Advanced Patterns and Techniques

Autocomplete with Completion Suggester

// Index with completion field
await client.indices.create({
  index: "suggestions",
  mappings: {
    properties: {
      suggest: {
        type: "completion",
        analyzer: "simple",
        search_analyzer: "simple",
      },
      title: { type: "text" },
    },
  },
});
 
// Index suggestions
await client.index({
  index: "suggestions",
  document: {
    suggest: {
      input: ["typescript", "ts", "TypeScript programming"],
      weight: 10,
    },
    title: "TypeScript Programming Guide",
  },
});
 
// Autocomplete query
async function autocomplete(prefix: string) {
  const result = await client.search({
    index: "suggestions",
    body: {
      suggest: {
        autocomplete: {
          prefix,
          completion: {
            field: "suggest",
            fuzzy: { fuzziness: "AUTO" },
            size: 10,
          },
        },
      },
    },
  });
 
  return result.suggest.autocomplete[0].options.map(option => ({
    text: option.text,
    score: option._score,
  }));
}
async function globalSearch(query: string) {
  const result = await client.search({
    index: ["products", "articles", "users"],
    body: {
      query: {
        multi_match: {
          query,
          fields: ["name^3", "title^3", "description", "content"],
          type: "best_fields",
          tie_breaker: 0.3,
        },
      },
      indices_boost: [
        { "products": 2 },
        { "articles": 1.5 },
        { "users": 1 },
      ],
    },
  });
 
  return result.hits.hits.map(hit => ({
    index: hit._index,
    id: hit._id,
    score: hit._score,
    ...hit._source,
  }));
}

Testing Strategies

import { Client } from "@elastic/elasticsearch";
 
const testClient = new Client({ node: "http://localhost:9200" });
 
describe("Elasticsearch Integration", () => {
  const testIndex = `test-products-${Date.now()}`;
 
  beforeAll(async () => {
    await testClient.indices.create({
      index: testIndex,
      body: {
        mappings: {
          properties: {
            name: { type: "text" },
            price: { type: "float" },
            category: { type: "keyword" },
          },
        },
      },
    });
  });
 
  afterAll(async () => {
    await testClient.indices.delete({ index: testIndex });
  });
 
  test("indexes and searches documents", async () => {
    await testClient.index({
      index: testIndex,
      id: "1",
      document: { name: "Wireless Headphones", price: 99.99, category: "electronics" },
      refresh: true,
    });
 
    const result = await testClient.search({
      index: testIndex,
      body: { query: { match: { name: "wireless" } } },
    });
 
    expect(result.hits.hits).toHaveLength(1);
    expect(result.hits.hits[0]._source.name).toBe("Wireless Headphones");
  });
});

Future Outlook

Elasticsearch continues to evolve with significant improvements in vector search (for AI/ML workloads), serverless deployment options, and enhanced security features. The introduction of Elastic Serverless makes it easier to deploy and scale Elasticsearch without managing infrastructure. Vector search capabilities enable semantic search using embeddings from language models, bridging traditional keyword search with AI-powered understanding.

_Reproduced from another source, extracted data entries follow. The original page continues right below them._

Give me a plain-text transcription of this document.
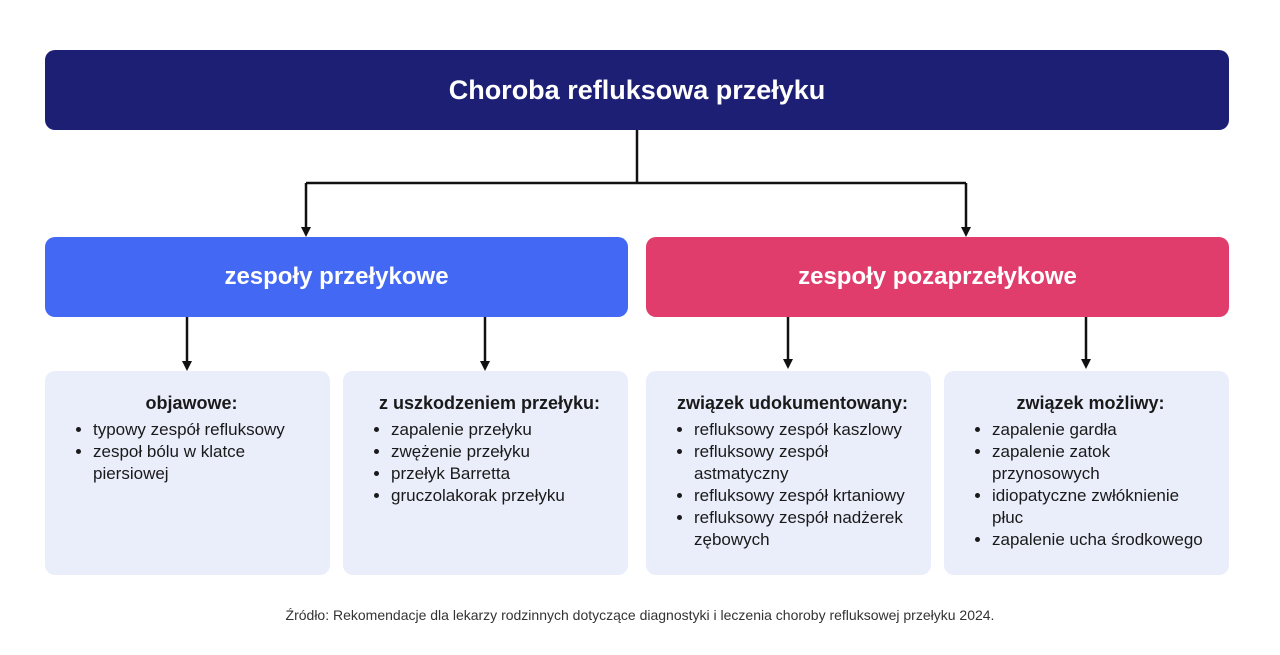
Choroba refluksowa przełyku
zespoły przełykowe	zespoły pozaprzełykowe
objawowe:
• typowy zespół refluksowy
• zespoł bólu w klatce piersiowej
z uszkodzeniem przełyku:
• zapalenie przełyku
• zwężenie przełyku
• przełyk Barretta
• gruczolakorak przełyku
związek udokumentowany:
• refluksowy zespół kaszlowy
• refluksowy zespół astmatyczny
• refluksowy zespół krtaniowy
• refluksowy zespół nadżerek zębowych
związek możliwy:
• zapalenie gardła
• zapalenie zatok przynosowych
• idiopatyczne zwłóknienie płuc
• zapalenie ucha środkowego
Źródło: Rekomendacje dla lekarzy rodzinnych dotyczące diagnostyki i leczenia choroby refluksowej przełyku 2024.
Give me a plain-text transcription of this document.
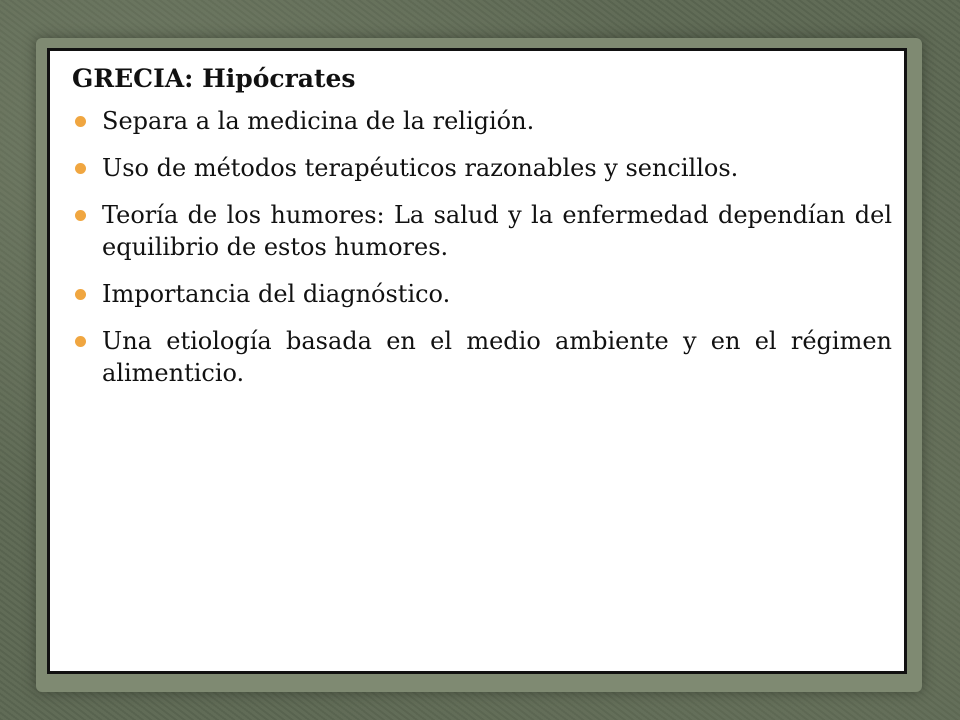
GRECIA: Hipócrates
Separa a la medicina de la religión.
Uso de métodos terapéuticos razonables y sencillos.
Teoría de los humores: La salud y la enfermedad dependían del equilibrio de estos humores.
Importancia del diagnóstico.
Una etiología basada en el medio ambiente y en el régimen alimenticio.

ES|QL (Elasticsearch Query Language) provides a more intuitive query syntax for analytics, and the continued investment in Lucene improvements ensures Elasticsearch remains at the cutting edge of search technology.

Conclusion

Elasticsearch is a powerful, scalable search and analytics engine that enables fast, relevant search across large datasets. Its inverted index structure, distributed architecture, and rich query DSL make it the industry standard for full-text search. The key takeaways are: Elasticsearch uses inverted indexes for fast text search, with configurable analysis pipelines that control how text is tokenized and normalized.

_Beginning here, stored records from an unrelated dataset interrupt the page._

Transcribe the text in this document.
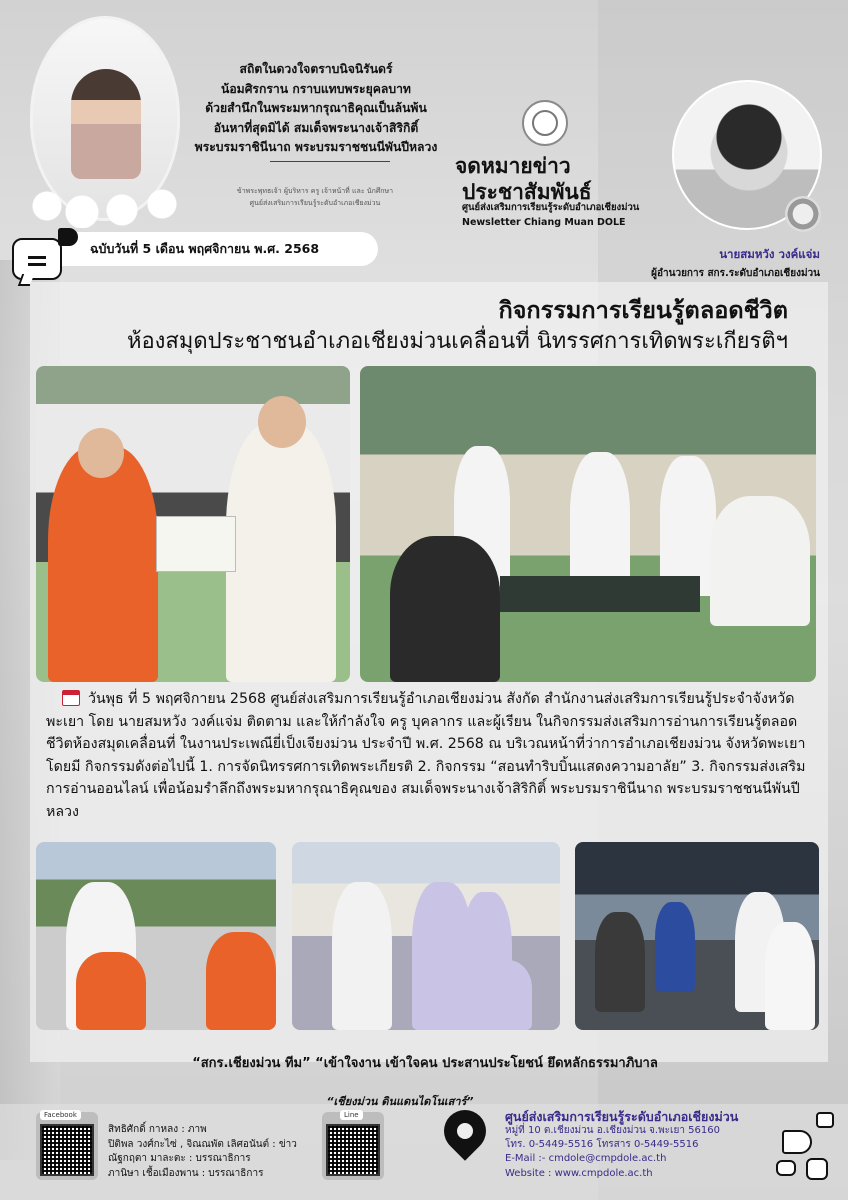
สถิตในดวงใจตราบนิจนิรันดร์
น้อมศิรกราน กราบแทบพระยุคลบาท
ด้วยสำนึกในพระมหากรุณาธิคุณเป็นล้นพ้น
อันหาที่สุดมิได้ สมเด็จพระนางเจ้าสิริกิติ์
พระบรมราชินีนาถ พระบรมราชชนนีพันปีหลวง
ข้าพระพุทธเจ้า ผู้บริหาร ครู เจ้าหน้าที่ และ นักศึกษา
ศูนย์ส่งเสริมการเรียนรู้ระดับอำเภอเชียงม่วน
จดหมายข่าว
ประชาสัมพันธ์
ศูนย์ส่งเสริมการเรียนรู้ระดับอำเภอเชียงม่วน
Newsletter Chiang Muan DOLE
นายสมหวัง วงค์แจ่ม
ผู้อำนวยการ สกร.ระดับอำเภอเชียงม่วน
ฉบับวันที่ 5 เดือน พฤศจิกายน พ.ศ. 2568
กิจกรรมการเรียนรู้ตลอดชีวิต
ห้องสมุดประชาชนอำเภอเชียงม่วนเคลื่อนที่ นิทรรศการเทิดพระเกียรติฯ
วันพุธ ที่ 5 พฤศจิกายน 2568 ศูนย์ส่งเสริมการเรียนรู้อำเภอเชียงม่วน สังกัด สำนักงานส่งเสริมการเรียนรู้ประจำจังหวัดพะเยา โดย นายสมหวัง วงค์แจ่ม ติดตาม และให้กำลังใจ ครู บุคลากร และผู้เรียน ในกิจกรรมส่งเสริมการอ่านการเรียนรู้ตลอดชีวิตห้องสมุดเคลื่อนที่ ในงานประเพณียี่เป็งเจียงม่วน ประจำปี พ.ศ. 2568 ณ บริเวณหน้าที่ว่าการอำเภอเชียงม่วน จังหวัดพะเยา โดยมี กิจกรรมดังต่อไปนี้ 1. การจัดนิทรรศการเทิดพระเกียรติ 2. กิจกรรม “สอนทำริบบิ้นแสดงความอาลัย” 3. กิจกรรมส่งเสริมการอ่านออนไลน์ เพื่อน้อมรำลึกถึงพระมหากรุณาธิคุณของ สมเด็จพระนางเจ้าสิริกิติ์ พระบรมราชินีนาถ พระบรมราชชนนีพันปีหลวง
“สกร.เชียงม่วน ทีม” “เข้าใจงาน เข้าใจคน ประสานประโยชน์ ยึดหลักธรรมาภิบาล
“เชียงม่วน ดินแดนไดโนเสาร์”
Facebook
สิทธิศักดิ์ กาหลง : ภาพ
ปิติพล วงศ์กะไซ่ , จิณณพัต เลิศอนันต์ : ข่าว
ณัฐกฤตา มาละตะ : บรรณาธิการ
ภานิษา เชื้อเมืองพาน : บรรณาธิการ
Line	ศูนย์ส่งเสริมการเรียนรู้ระดับอำเภอเชียงม่วน
หมู่ที่ 10 ต.เชียงม่วน อ.เชียงม่วน จ.พะเยา 56160
โทร. 0-5449-5516 โทรสาร 0-5449-5516
E-Mail :- cmdole@cmpdole.ac.th
Website : www.cmpdole.ac.th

The Query DSL provides powerful search capabilities including full-text search, filtering, sorting, and highlighting. Aggregations enable real-time analytics and faceted search alongside search results. Start by setting up Elasticsearch with Docker, creating an index with explicit mappings, and building a simple search API. The Elastic documentation at elastic.co/guide is comprehensive and includes practical examples for every feature.